David and other members of the JVC and the Diamond Manufacturers & Importers of America (DMIA) are working to expand that definition while continuing work on efforts outside of the KP like the Diamond Source Warranty Protocol, a diamond supply chain verification effort that began last year.
This has become more critical as conflict diamonds are an important self-policing issue as an industry and socially responsible purchasing for today’s consumers. Additionally, public policies – like regulations on gold and other conflict minerals within the Dodd-Frank Wall Street Reform and Consumer Protection Act – show that governments will turn to restrictive regulation if the industry fails to address these challenges.
“As we saw with Dodd-Frank, which targets gold and other minerals that fund conflict in the Democratic Republic of the Congo and nine surrounding countries, governments will enforce new laws that impact our industry if we do not act,” says David.
Both domestic and international work for David is very complex, involving many individuals and businesses as well as other industry and affiliated associations.
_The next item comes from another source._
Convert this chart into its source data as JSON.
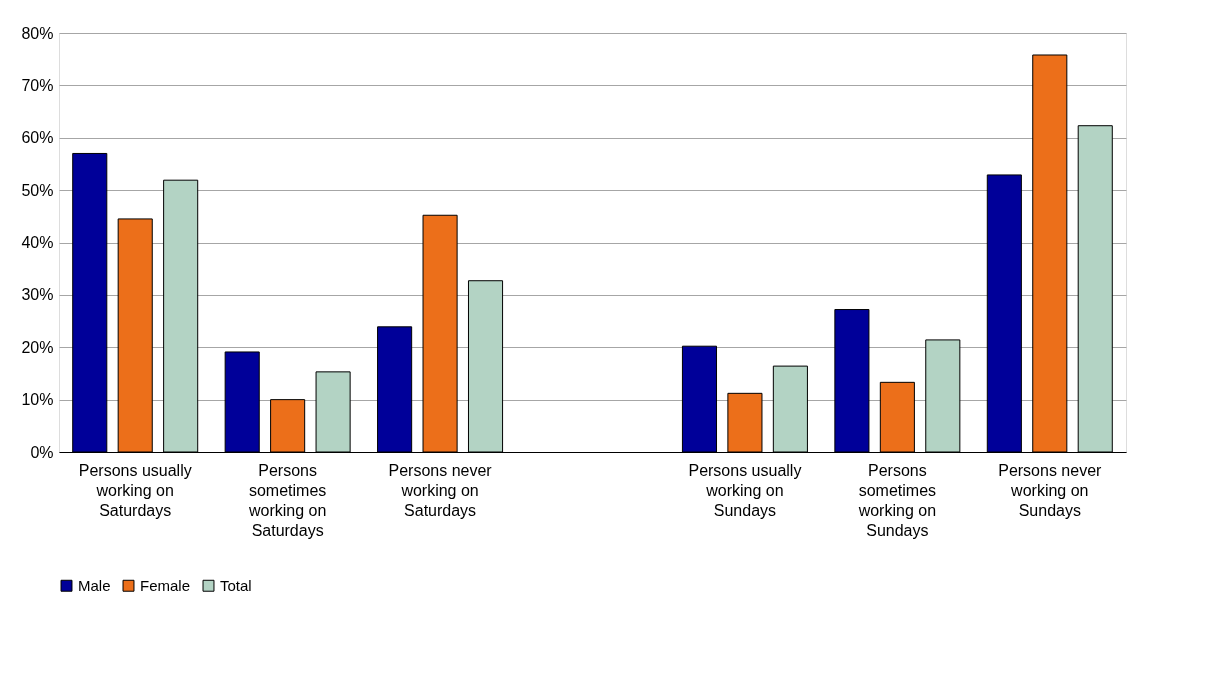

That’s where being involved in the industry’s leading trade shows for a number of years, and a 90-day transition period with Matt, have been tremendously helpful for David.
“I know the industry issues but am immersing deeper into them each week, serve the same constituents – retail jewelers and suppliers - and had the chance to work side by side with Matt for three months before assuming my new position,” says David. “When 2013 began, I hit the ground running and have kept that pace ever since.”